André Toure.. Le voyage de la première dame de Guinée de la lutte à l'exil
Elle a accompagné Ahmed Sékou Touré dans son parcours vers l'indépendance de la Guinée avant d'être emprisonnée.

Écrit par : Mohammed Omran
Hajja André Touré fut l'une des figures féminines les plus importantes de l'histoire de la Guinée, son nom étant associé à la naissance de l'État moderne, et elle a été témoin des transformations politiques les plus importantes qu'ait connues le pays depuis son indépendance jusqu'aux dernières décennies.
De Kankan au palais présidentiel
André Touré est né en 1934 à Kankan, dans une famille dont le chef appartenait au corps médical, et a grandi à une époque où la Guinée était encore sous domination coloniale française.
En 1953, elle épousa Ahmed Sékou Touré, qui devint plus tard le chef du mouvement d'indépendance et le premier président de la République de Guinée.
Partenaire dans la phase d'indépendance
Après la déclaration d’indépendance de la Guinée en 1958, André Touré devint la première dame du pays, accompagnant son mari tout au long de son règne, qui dura jusqu’à sa mort en 1984. Durant ces années, son nom fut associé au soutien des institutions étatiques et à la participation aux activités sociales et nationales, faisant d’elle l’une des figures féminines les plus importantes de la vie publique.
La prison après la chute du régime
Les souffrances d’André Touré ne prirent pas fin avec la mort de son mari, car le pays fut témoin d’un coup d’État militaire en 1984 mené par Lansana Conté.
Après le changement de pouvoir, elle fut arrêtée et condamnée à huit ans de prison, une des périodes les plus difficiles qu'elle ait traversées.
Des années d'exil et de retour
Après sa libération de prison, elle a quitté la Guinée et a vécu pendant des années en exil entre le Sénégal et la Côte d'Ivoire, avant de retourner dans son pays natal en 2000, pour vivre loin des projecteurs, tout en continuant d'être un symbole de l'histoire politique du pays.
La disparition d'un symbole de la mémoire guinéenne
André Touré est décédée à l'âge de 91 ans alors qu'elle était soignée au Maroc.
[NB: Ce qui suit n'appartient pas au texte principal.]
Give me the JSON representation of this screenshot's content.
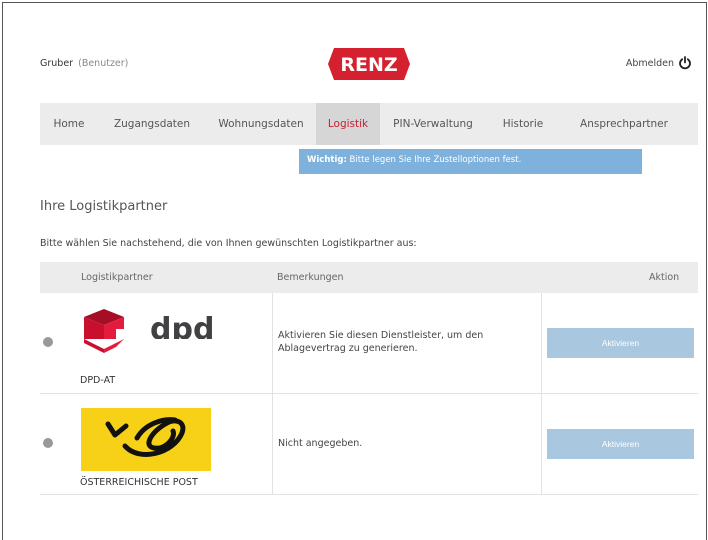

Le président guinéen Mamadi Doumbouya lui a rendu hommage, soulignant qu'elle était un symbole de force et de résilience et que sa disparition représente une perte pour la mémoire nationale.
Avec la disparition d'André Touré, la Guinée tourne la page sur l'une des figures qui ont assisté à la fondation de l'État et qui ont connu l'indépendance, le pouvoir, l'emprisonnement et l'exil, de sorte que sa biographie reste partie intégrante de l'histoire politique moderne du pays.
La Guinée fait ses adieux à sa Première dame fondatrice à l'âge de 91 ans.
Le président guinéen Mamadi Doumbouya a rendu hommage à la défunte, saluant son rôle patriotique et la décrivant comme une femme forte et courageuse qui a consacré sa vie au service de son pays aux côtés de son mari pendant la lutte pour l'indépendance.
Doumbouya a déclaré que son décès représente une grande perte pour la mémoire nationale, soulignant qu'elle a affronté les moments difficiles de l'histoire de la Guinée avec résilience et dévouement, et qu'elle est restée attachée à son pays malgré les obstacles.